Some time ago I read a blog that noted that while the idea of open relationship has some acceptance in the general community, the suggestion of open marriage is met with horror. The very idea that someone would be married AND sexually active with other people is, even among younger people, generally seen as sacrilege. Then the writer went on to say there are many reasons people have open marriages but didn’t elaborate.
I have no doubt that what the blogger said about most people thinking that for a couple to agree to that one or both are free to have extra marital sex is somehow fundamentally opposed to what marriage should be. It just so happens that particular day I introduced a doc student to the word Polyamory. Her immediate response was “Oh, it’s like having a mistress”. My experience from both talking to people and reading is that most monogamists think that open marriages are simply about the man bedding every skirt he can catch. However, my first-hand experience says that is not so.
My wife and I have been poly for twenty of our thirty years of marriage, so it is not a “fling” for us, it is how we live our life. Though we came to an open marriage after we were married, we do have friends who got married explicitly stating that they were not to be monogamous. At a wedding we had a groom tell my wife it was fine with him if the bride and she continued being sexual. I’ve been the wedding photographer for two weddings where there was group sex after the reception. So, non-monogamy is not just when a couple take a fling either.

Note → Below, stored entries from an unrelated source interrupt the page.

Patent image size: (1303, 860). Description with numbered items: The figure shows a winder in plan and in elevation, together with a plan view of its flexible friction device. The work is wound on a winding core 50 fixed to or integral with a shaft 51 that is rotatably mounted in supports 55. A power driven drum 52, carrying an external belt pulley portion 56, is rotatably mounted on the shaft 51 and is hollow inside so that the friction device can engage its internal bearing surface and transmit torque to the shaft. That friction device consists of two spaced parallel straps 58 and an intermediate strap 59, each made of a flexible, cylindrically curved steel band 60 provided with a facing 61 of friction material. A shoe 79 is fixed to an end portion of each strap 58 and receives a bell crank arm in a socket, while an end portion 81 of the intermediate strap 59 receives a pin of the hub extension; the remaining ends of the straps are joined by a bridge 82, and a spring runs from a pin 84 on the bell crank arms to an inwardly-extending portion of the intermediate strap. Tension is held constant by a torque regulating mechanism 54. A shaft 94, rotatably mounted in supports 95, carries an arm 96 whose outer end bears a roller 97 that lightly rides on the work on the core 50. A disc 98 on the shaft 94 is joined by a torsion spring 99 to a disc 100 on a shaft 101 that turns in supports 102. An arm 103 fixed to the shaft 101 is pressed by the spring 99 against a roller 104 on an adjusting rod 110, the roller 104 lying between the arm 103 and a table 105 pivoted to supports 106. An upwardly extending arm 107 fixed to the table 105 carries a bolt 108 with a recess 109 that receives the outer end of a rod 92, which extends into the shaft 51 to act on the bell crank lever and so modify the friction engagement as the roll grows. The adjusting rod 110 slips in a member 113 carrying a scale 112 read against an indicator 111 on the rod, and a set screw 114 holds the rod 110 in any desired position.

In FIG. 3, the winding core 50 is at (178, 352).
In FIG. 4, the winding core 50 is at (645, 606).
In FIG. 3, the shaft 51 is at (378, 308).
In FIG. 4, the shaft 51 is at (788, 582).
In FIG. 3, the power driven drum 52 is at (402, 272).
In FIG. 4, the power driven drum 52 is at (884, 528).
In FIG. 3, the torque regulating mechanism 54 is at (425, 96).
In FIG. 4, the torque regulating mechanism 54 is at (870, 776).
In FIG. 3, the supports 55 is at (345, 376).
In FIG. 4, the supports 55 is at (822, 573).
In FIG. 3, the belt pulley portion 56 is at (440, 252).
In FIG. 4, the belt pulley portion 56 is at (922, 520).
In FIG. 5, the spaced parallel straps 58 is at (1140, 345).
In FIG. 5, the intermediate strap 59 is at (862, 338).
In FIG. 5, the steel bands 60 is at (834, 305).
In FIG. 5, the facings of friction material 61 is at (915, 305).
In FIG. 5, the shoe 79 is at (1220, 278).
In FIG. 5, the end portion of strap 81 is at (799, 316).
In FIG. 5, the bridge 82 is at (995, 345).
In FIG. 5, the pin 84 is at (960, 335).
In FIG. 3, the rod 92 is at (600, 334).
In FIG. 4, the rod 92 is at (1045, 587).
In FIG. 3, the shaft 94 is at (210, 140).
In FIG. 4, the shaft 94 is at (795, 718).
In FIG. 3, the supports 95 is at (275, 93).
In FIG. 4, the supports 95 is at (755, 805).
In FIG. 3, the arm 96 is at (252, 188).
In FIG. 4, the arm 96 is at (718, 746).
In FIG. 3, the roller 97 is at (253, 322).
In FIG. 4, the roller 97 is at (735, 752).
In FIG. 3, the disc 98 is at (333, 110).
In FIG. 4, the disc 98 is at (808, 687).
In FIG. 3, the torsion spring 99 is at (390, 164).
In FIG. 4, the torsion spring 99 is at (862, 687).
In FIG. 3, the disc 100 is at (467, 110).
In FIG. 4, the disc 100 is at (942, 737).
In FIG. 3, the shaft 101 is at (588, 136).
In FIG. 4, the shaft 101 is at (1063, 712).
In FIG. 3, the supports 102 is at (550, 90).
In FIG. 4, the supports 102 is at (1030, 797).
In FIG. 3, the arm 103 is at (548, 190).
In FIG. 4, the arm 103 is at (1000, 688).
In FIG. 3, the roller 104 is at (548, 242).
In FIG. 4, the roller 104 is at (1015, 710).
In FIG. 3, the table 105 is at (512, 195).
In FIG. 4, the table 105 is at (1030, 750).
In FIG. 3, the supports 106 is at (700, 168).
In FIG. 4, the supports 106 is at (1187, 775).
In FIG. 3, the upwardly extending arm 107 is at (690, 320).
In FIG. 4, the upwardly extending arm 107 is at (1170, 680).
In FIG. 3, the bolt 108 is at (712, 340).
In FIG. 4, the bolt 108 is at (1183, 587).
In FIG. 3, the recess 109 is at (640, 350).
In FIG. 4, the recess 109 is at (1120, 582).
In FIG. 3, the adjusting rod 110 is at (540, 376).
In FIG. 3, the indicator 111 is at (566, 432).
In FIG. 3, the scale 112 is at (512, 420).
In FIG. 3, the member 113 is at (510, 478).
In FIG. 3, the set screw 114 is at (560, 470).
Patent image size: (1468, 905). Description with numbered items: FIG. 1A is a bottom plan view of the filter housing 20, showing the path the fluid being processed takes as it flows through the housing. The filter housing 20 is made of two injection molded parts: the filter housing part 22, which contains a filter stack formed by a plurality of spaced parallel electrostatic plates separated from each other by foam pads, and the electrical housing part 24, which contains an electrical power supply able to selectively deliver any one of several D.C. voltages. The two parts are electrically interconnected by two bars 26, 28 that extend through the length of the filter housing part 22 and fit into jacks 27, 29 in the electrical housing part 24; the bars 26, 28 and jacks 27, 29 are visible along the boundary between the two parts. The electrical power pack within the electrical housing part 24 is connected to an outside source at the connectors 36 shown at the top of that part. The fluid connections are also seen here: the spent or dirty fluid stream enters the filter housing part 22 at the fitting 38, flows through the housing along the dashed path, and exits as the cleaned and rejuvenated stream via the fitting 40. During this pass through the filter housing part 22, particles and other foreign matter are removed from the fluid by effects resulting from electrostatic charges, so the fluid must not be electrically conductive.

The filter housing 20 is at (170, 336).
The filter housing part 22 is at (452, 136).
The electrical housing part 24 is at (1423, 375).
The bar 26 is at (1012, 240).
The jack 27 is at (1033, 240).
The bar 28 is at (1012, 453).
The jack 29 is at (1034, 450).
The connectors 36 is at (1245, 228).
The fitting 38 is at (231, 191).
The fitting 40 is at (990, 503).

The first thing both my wife and I tell people who ask about open marriage is this simple fact: Having an open marriage does not mean we are having sex with other people, it means we can if we choose to. It’s the fact the door is always open that makes our marriage open not that we go through it. Some years we've had a lot of extra-marital sex, but some years we have little or none. The truth is neither of us have been on a "date" in well over a year, but we still have an open marriage.
An overview of marriage research over the years, including DNA studies of family groups, will show that lifelong monogamy is very rare indeed. One DNA study showed it is not the norm even in women who claim they are monogamous. So one fairly can say it is not having extramarital sex that makes for open marriage, but when the partners agree extramarital sex is always a positive option. I said we have had an open marriage for twenty years, but in reality we have had an open marriage for several years longer that because I explicitly gave her my OK to take a lover several years before she actually had sex outside our marriage for the first time.
Couples have open marriages for a variety of reasons, in our case we had waited to have sex with each other until we got married and then found out that we had a significant difference in our need for sex. She expected sex twice a day every day once we were married. Due to some biological limitations I was more prepared for twice a week. This caused strain and led me after five years to let her know that I was fine with her taking a lover. That circumstance is not at all unusual.
To this day some men look at me like I’m crazy when they find out my wife dates on her own (and has sex) but I generally have not over the years. But throughout our 30‘s & 40’s had a much higher social and sexual need than I did; and, by dating and having lovers she got that need met. I have never seen that as a threat to my manhood, nor am I afraid the love she develops for others will reduce the love she has for me. Now we are older, it is more egalitarian and I have been with people without her in the last five years. I put forth our example that as evidence it is a misconception that open marriage is about the man having permission to have a mistress.
While it is true that does happen. No one we know well has this type of arrangement. Men who want a mistress just have one, that’s not an open marriage. Some open marriages afford one or both spouses to have sex with people of their own sex. Other open marriages are about the sheer excitement of the chase, both individually and as a team. Poly type open marriages are about expanding ones circle of close intimate friends and sex is just a by-product of that. And one type that is particular common with older couples is that the husband is no longer capable of vigorous sex and they bring in younger men to act as the husband’s surrogate, often holding and kissing his wife while another man fucks her in his stead.
Among our friends, there as many reasons to move beyond monogamy as there are individual marriages. The “Love American Style” model of wife swapping as the norm may well have been true in 1970, but you can be sure it is not so today.
I write all this to suggest there is no one "best" reason to have an open marriage and there is not "best way" to work it out. What I can say that any move away from monogamy must be preceded with a great deal of talk and mutual agreement; and then the couple must proceed in a way that works best for both of them.